- Shiroro ambush: Part of Nigerian bandit conflict
| Date | 29 June 2022 |
| Location | Shiroro, Niger State, Nigeria |

Belligerents
- Nigerian Army: Unknown bandits

Casualties and losses
- 48 total 34 soldiers; 8 policemen; 6 civilians;: Unknown

= Shiroro ambush =

2022 ambush in Shiroro, Nigeria

On 30 June 2022, gunmen ambushed Nigerian soldiers responding to a distress call regarding an attack on a mining village. Forty-eight people died, including thirty-four soldiers, eight policemen, and six civilians. The attack is considered one of the deadliest ambushes in Nigeria in recent years.

== Background ==

Since a 2009 uprising, the militant Islamist organization Boko Haram has launched a guerrilla insurgency in northern Nigeria. While hostilities and the group's size have dwindled since 2021, attacks by bandits have increased during that same time. Throughout the spring and summer of 2022, bandit attacks on military outposts increased heavily. In January, three Chinese nationals were kidnapped from a hydroelectric power plant in Shiroro. Prior to the attacks, Boko Haram had also allegedly established a presence in Shiroro in early 2022. Just one day before, two police officers were killed in Enugu, in southeastern Nigeria.

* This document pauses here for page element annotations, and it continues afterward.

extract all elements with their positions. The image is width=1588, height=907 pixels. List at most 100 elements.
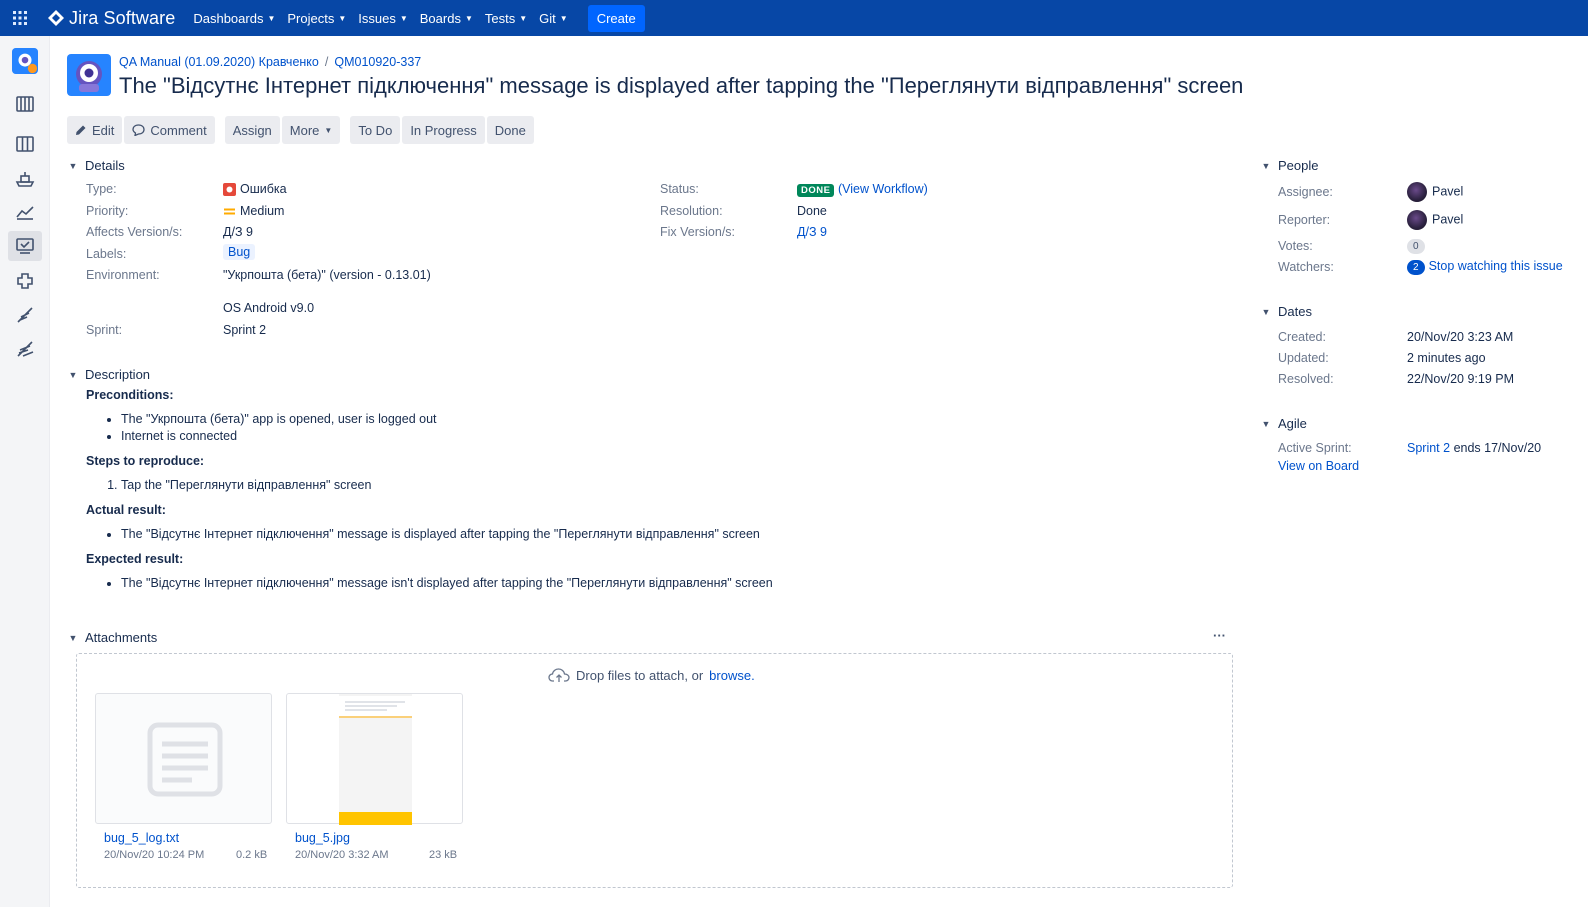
attachment-thumbnail-jpg[interactable] xyxy=(286,693,463,825)
attachment-name-link[interactable]: bug_5_log.txt xyxy=(104,831,179,845)
nav-label: Dashboards xyxy=(193,10,264,26)
details-section-toggle[interactable]: ▼ Details xyxy=(67,158,125,173)
expected-title: Expected result: xyxy=(86,552,184,566)
label-tag-bug[interactable]: Bug xyxy=(223,244,256,260)
view-on-board-link[interactable]: View on Board xyxy=(1278,459,1359,473)
resolved-value: 22/Nov/20 9:19 PM xyxy=(1407,372,1515,386)
dates-section-toggle[interactable]: ▼ Dates xyxy=(1260,304,1312,319)
fix-version-link[interactable]: Д/З 9 xyxy=(797,225,827,239)
attachments-heading: Attachments xyxy=(85,630,158,645)
breadcrumb-project-link[interactable]: QA Manual (01.09.2020) Кравченко xyxy=(119,55,319,69)
active-sprint-label: Active Sprint: xyxy=(1278,441,1352,455)
sprint-value: Sprint 2 xyxy=(223,323,267,337)
chevron-down-icon: ▼ xyxy=(267,13,276,23)
environment-line1: "Укрпошта (бета)" (version - 0.13.01) xyxy=(223,268,431,282)
stop-watching-link[interactable]: Stop watching this issue xyxy=(1429,259,1563,273)
affects-version-value[interactable]: Д/З 9 xyxy=(223,225,253,239)
comment-icon xyxy=(132,124,146,136)
assignee-name: Pavel xyxy=(1432,184,1464,199)
create-button[interactable]: Create xyxy=(587,4,645,32)
reporter-value[interactable]: Pavel xyxy=(1407,210,1463,230)
reporter-name: Pavel xyxy=(1432,212,1464,227)
affects-version-label: Affects Version/s: xyxy=(86,225,183,239)
transition-in-progress-button[interactable]: In Progress xyxy=(402,116,485,144)
chevron-down-icon: ▼ xyxy=(464,13,473,23)
view-workflow-link[interactable]: (View Workflow) xyxy=(838,182,928,196)
votes-value[interactable]: 0 xyxy=(1407,238,1425,254)
releases-icon[interactable] xyxy=(12,166,38,192)
app-switcher-icon[interactable] xyxy=(0,0,40,36)
chevron-down-icon: ▼ xyxy=(68,632,78,643)
details-heading: Details xyxy=(85,158,125,173)
avatar xyxy=(1407,182,1427,202)
nav-issues[interactable]: Issues ▼ xyxy=(358,11,408,26)
chevron-down-icon: ▼ xyxy=(324,125,333,135)
nav-git[interactable]: Git ▼ xyxy=(539,11,568,26)
description-body[interactable]: Preconditions: The "Укрпошта (бета)" app… xyxy=(86,388,986,592)
attachment-thumbnail-txt[interactable] xyxy=(95,693,272,824)
resolution-value: Done xyxy=(797,204,827,218)
fix-version-label: Fix Version/s: xyxy=(660,225,736,239)
chevron-down-icon: ▼ xyxy=(519,13,528,23)
issues-icon[interactable] xyxy=(8,231,42,261)
list-item: Tap the "Переглянути відправлення" scree… xyxy=(121,477,986,494)
comment-label: Comment xyxy=(150,122,207,138)
type-value: Ошибка xyxy=(223,182,287,196)
assignee-label: Assignee: xyxy=(1278,185,1333,199)
brand-name: Jira Software xyxy=(69,7,176,28)
people-section-toggle[interactable]: ▼ People xyxy=(1260,158,1319,173)
issue-toolbar: Edit Comment Assign More ▼ To Do In Prog… xyxy=(67,116,534,144)
edit-button[interactable]: Edit xyxy=(67,116,123,144)
chevron-down-icon: ▼ xyxy=(1261,418,1271,429)
nav-tests[interactable]: Tests ▼ xyxy=(485,11,527,26)
watchers-value: 2 Stop watching this issue xyxy=(1407,259,1563,275)
agile-heading: Agile xyxy=(1278,416,1307,431)
comment-button[interactable]: Comment xyxy=(124,116,215,144)
nav-projects[interactable]: Projects ▼ xyxy=(287,11,346,26)
cloud-upload-icon xyxy=(548,668,570,682)
priority-text: Medium xyxy=(240,204,285,218)
attachments-more-icon[interactable]: ··· xyxy=(1213,628,1226,643)
nav-label: Git xyxy=(539,10,556,26)
transition-done-button[interactable]: Done xyxy=(486,116,534,144)
more-button[interactable]: More ▼ xyxy=(281,116,341,144)
description-section-toggle[interactable]: ▼ Description xyxy=(67,367,151,382)
attachment-name-link[interactable]: bug_5.jpg xyxy=(295,831,350,845)
jira-logo[interactable]: Jira Software xyxy=(48,8,175,29)
project-avatar[interactable] xyxy=(67,54,111,96)
more-label: More xyxy=(289,122,320,138)
reports-icon[interactable] xyxy=(12,199,38,225)
browse-link[interactable]: browse. xyxy=(709,668,755,683)
sprint-label: Sprint: xyxy=(86,323,123,337)
chevron-down-icon: ▼ xyxy=(1261,306,1271,317)
attachments-section-toggle[interactable]: ▼ Attachments xyxy=(67,630,158,645)
feather-icon[interactable] xyxy=(12,302,38,328)
list-item: The "Відсутнє Інтернет підключення" mess… xyxy=(121,526,986,543)
issue-title[interactable]: The "Відсутнє Інтернет підключення" mess… xyxy=(119,73,1243,99)
transition-todo-button[interactable]: To Do xyxy=(350,116,401,144)
breadcrumb-separator: / xyxy=(324,55,329,69)
components-icon[interactable] xyxy=(12,268,38,294)
preconditions-title: Preconditions: xyxy=(86,388,174,402)
attachment-date: 20/Nov/20 10:24 PM xyxy=(104,849,205,861)
votes-count-badge: 0 xyxy=(1407,239,1425,254)
assignee-value[interactable]: Pavel xyxy=(1407,182,1463,202)
speed-icon[interactable] xyxy=(12,336,38,362)
chevron-down-icon: ▼ xyxy=(68,369,78,380)
sprint-link[interactable]: Sprint 2 xyxy=(1407,441,1450,455)
nav-boards[interactable]: Boards ▼ xyxy=(420,11,473,26)
priority-value: Medium xyxy=(223,204,284,218)
actual-title: Actual result: xyxy=(86,503,166,517)
dates-heading: Dates xyxy=(1278,304,1312,319)
nav-dashboards[interactable]: Dashboards ▼ xyxy=(193,11,275,26)
assign-button[interactable]: Assign xyxy=(224,116,280,144)
board-icon[interactable] xyxy=(12,131,38,157)
breadcrumb-issue-key-link[interactable]: QM010920-337 xyxy=(334,55,421,69)
watchers-count-badge[interactable]: 2 xyxy=(1407,260,1425,275)
updated-value: 2 minutes ago xyxy=(1407,351,1486,365)
agile-section-toggle[interactable]: ▼ Agile xyxy=(1260,416,1307,431)
backlog-icon[interactable] xyxy=(12,91,38,117)
project-avatar-icon[interactable] xyxy=(12,48,38,74)
preconditions-list: The "Укрпошта (бета)" app is opened, use… xyxy=(121,411,986,445)
people-heading: People xyxy=(1278,158,1319,173)
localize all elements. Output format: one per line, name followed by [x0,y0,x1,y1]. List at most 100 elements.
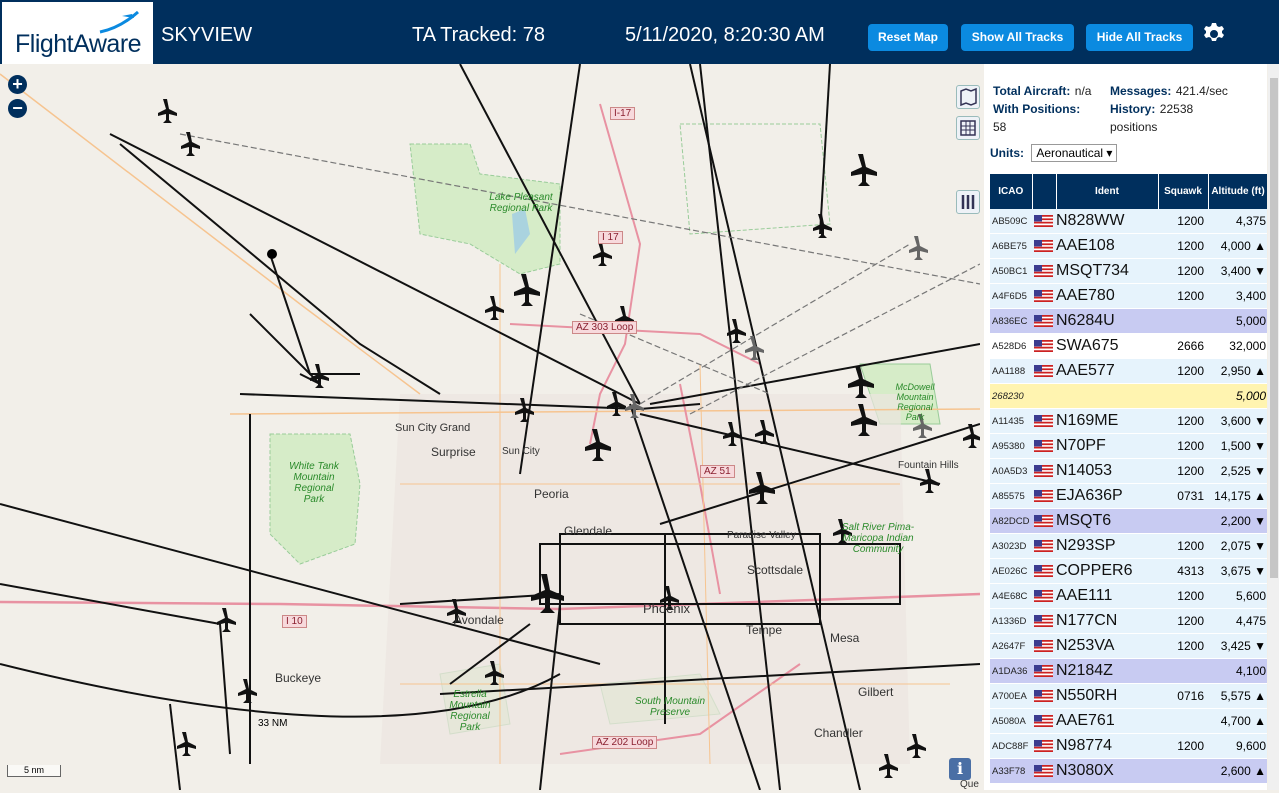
altitude-cell: 5,575 ▲ [1208,683,1267,709]
squawk-cell [1158,758,1208,784]
flag-cell [1032,583,1056,609]
altitude-cell: 4,100 [1208,658,1267,684]
table-row[interactable]: ADC88F N98774 1200 9,600 [990,733,1267,759]
table-row[interactable]: AE026C COPPER6 4313 3,675 ▼ [990,558,1267,584]
units-row: Units: Aeronautical ▾ [990,144,1118,162]
toggle-sidebar-button[interactable] [956,190,980,214]
ident-cell: AAE577 [1056,358,1158,384]
table-row[interactable]: A2647F N253VA 1200 3,425 ▼ [990,633,1267,659]
squawk-cell: 1200 [1158,608,1208,634]
stat-total-aircraft: Total Aircraft: n/a [993,84,1092,98]
col-icao[interactable]: ICAO [990,174,1033,209]
ident-cell: N169ME [1056,408,1158,434]
table-row[interactable]: A836EC N6284U 5,000 [990,308,1267,334]
us-flag-icon [1034,739,1053,752]
us-flag-icon [1034,364,1053,377]
zoom-out-button[interactable]: − [8,99,27,118]
table-row[interactable]: A0A5D3 N14053 1200 2,525 ▼ [990,458,1267,484]
icao-cell: A33F78 [990,758,1032,784]
flag-cell [1032,733,1056,759]
table-row[interactable]: A33F78 N3080X 2,600 ▲ [990,758,1267,784]
park-label: White Tank Mountain Regional Park [289,461,339,505]
table-row[interactable]: A82DCD MSQT6 2,200 ▼ [990,508,1267,534]
map-layer-button[interactable] [956,85,980,109]
table-row[interactable]: A95380 N70PF 1200 1,500 ▼ [990,433,1267,459]
altitude-cell: 3,675 ▼ [1208,558,1267,584]
table-row[interactable]: AA1188 AAE577 1200 2,950 ▲ [990,358,1267,384]
table-row[interactable]: A4E68C AAE111 1200 5,600 [990,583,1267,609]
altitude-cell: 5,000 [1208,308,1267,334]
table-row[interactable]: A4F6D5 AAE780 1200 3,400 [990,283,1267,309]
flag-cell [1032,209,1056,234]
map-canvas[interactable] [0,64,980,790]
col-flag[interactable] [1032,174,1057,209]
us-flag-icon [1034,639,1053,652]
gear-icon[interactable] [1202,22,1226,46]
current-datetime: 5/11/2020, 8:20:30 AM [625,24,825,46]
icao-cell: A5080A [990,708,1032,734]
us-flag-icon [1034,289,1053,302]
zoom-in-button[interactable]: + [8,75,27,94]
flag-cell [1032,483,1056,509]
squawk-cell: 1200 [1158,583,1208,609]
ident-cell: N14053 [1056,458,1158,484]
table-row[interactable]: A11435 N169ME 1200 3,600 ▼ [990,408,1267,434]
col-ident[interactable]: Ident [1056,174,1159,209]
grid-layer-button[interactable] [956,116,980,140]
city-label: Mesa [830,631,860,645]
map-view[interactable]: + − I-17 I 17 AZ 303 Loop AZ 51 I 10 AZ … [0,64,980,790]
table-row[interactable]: 268230 5,000 [990,383,1267,409]
squawk-cell: 0716 [1158,683,1208,709]
ident-cell: N6284U [1056,308,1158,334]
icao-cell: A0A5D3 [990,458,1032,484]
table-row[interactable]: AB509C N828WW 1200 4,375 [990,209,1267,234]
icao-cell: AE026C [990,558,1032,584]
aircraft-table-body: AB509C N828WW 1200 4,375 A6BE75 AAE108 1200 4,0… [990,209,1267,784]
table-row[interactable]: A5080A AAE761 4,700 ▲ [990,708,1267,734]
us-flag-icon [1034,264,1053,277]
panel-scrollbar-thumb[interactable] [1270,78,1278,578]
ident-cell: N550RH [1056,683,1158,709]
park-label: Salt River Pima-Maricopa Indian Communit… [841,522,915,555]
show-all-tracks-button[interactable]: Show All Tracks [961,24,1074,51]
grid-icon [960,120,976,136]
table-row[interactable]: A3023D N293SP 1200 2,075 ▼ [990,533,1267,559]
table-row[interactable]: A50BC1 MSQT734 1200 3,400 ▼ [990,258,1267,284]
reset-map-button[interactable]: Reset Map [868,24,948,51]
altitude-cell: 5,600 [1208,583,1267,609]
table-header-row: ICAO Ident Squawk Altitude (ft) [990,174,1267,209]
us-flag-icon [1034,614,1053,627]
us-flag-icon [1034,514,1053,527]
stat-messages: Messages: 421.4/sec [1110,84,1228,98]
units-select[interactable]: Aeronautical ▾ [1031,144,1118,162]
table-row[interactable]: A1336D N177CN 1200 4,475 [990,608,1267,634]
ident-cell: N177CN [1056,608,1158,634]
table-row[interactable]: A528D6 SWA675 2666 32,000 [990,333,1267,359]
squawk-cell: 2666 [1158,333,1208,359]
squawk-cell: 1200 [1158,733,1208,759]
altitude-cell: 32,000 [1208,333,1267,359]
hide-all-tracks-button[interactable]: Hide All Tracks [1086,24,1193,51]
icao-cell: A85575 [990,483,1032,509]
table-row[interactable]: A6BE75 AAE108 1200 4,000 ▲ [990,233,1267,259]
aircraft-panel: Total Aircraft: n/a Messages: 421.4/sec … [984,64,1267,790]
icao-cell: A95380 [990,433,1032,459]
icao-cell: A50BC1 [990,258,1032,284]
table-row[interactable]: A700EA N550RH 0716 5,575 ▲ [990,683,1267,709]
us-flag-icon [1034,314,1053,327]
table-row[interactable]: A85575 EJA636P 0731 14,175 ▲ [990,483,1267,509]
info-button[interactable]: i [949,758,971,780]
park-label: McDowell Mountain Regional Park [895,382,935,422]
col-altitude[interactable]: Altitude (ft) [1208,174,1267,209]
squawk-cell: 1200 [1158,633,1208,659]
ident-cell: N828WW [1056,209,1158,234]
aircraft-table: ICAO Ident Squawk Altitude (ft) AB509C N8… [990,174,1267,784]
col-squawk[interactable]: Squawk [1158,174,1209,209]
ident-cell: AAE780 [1056,283,1158,309]
altitude-cell: 3,400 [1208,283,1267,309]
flightaware-logo[interactable]: FlightAware [2,2,153,64]
table-row[interactable]: A1DA36 N2184Z 4,100 [990,658,1267,684]
flag-cell [1032,683,1056,709]
map-scale: 5 nm [7,765,61,777]
icao-cell: A836EC [990,308,1032,334]
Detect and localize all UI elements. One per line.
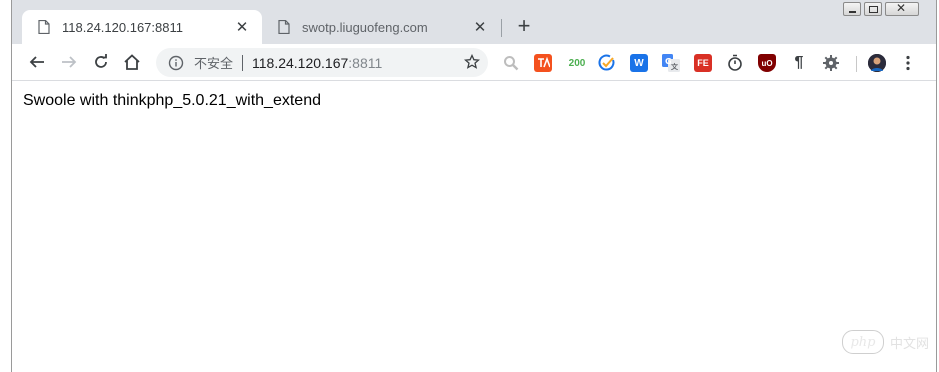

== Ambush and kidnapping ==
On 29 June 2022, at 4pm local time, bandits on motorbikes and a truck kidnapped four Chinese nationals and other mine workers at the Ajata-Aboki mine near Shiroro. The bandits immediately shot and killed seven policemen at the scene along with some civilians, and then shot sporadically to scare the remaining workers. Nigerian military forces stationed in the nearby village of Erena responded to a distress call from the mine. As three trucks filled with servicemen departed towards the mine, the bandits ambushed them on motorbikes. State Commissioner for Internal Security Emmanuel Umar stated that "the joint security team engaged the terrorists and there were a yet to be determined number of casualties from both sides." Initial estimates by the Nigerian military placed the death toll at 20 military personnel, along with seven police officers and "scores" of civilians, while Reuters stated that 30 security forces were killed immediately. An eyewitness to the massacre and the leader of local group Concerned Shiroro Youths of Niger State, Sani Abubakar Yusuf Kokki, stated that in the following days, the bodies of more servicemen and police officers from the ambush were discovered.

== Aftermath ==
Following the attack, Brigadier General Onyema Nwachukwu stated that Nigerian officials were "on the trail of the criminals, with some already neutralized". Niger State governor Abubakar Sani Bello demanded security agencies go "all out" to ensure the kidnapped victims were safely returned. Security at the Ajata-Aboki mine was later reinforced with soldiers from the 1st Division.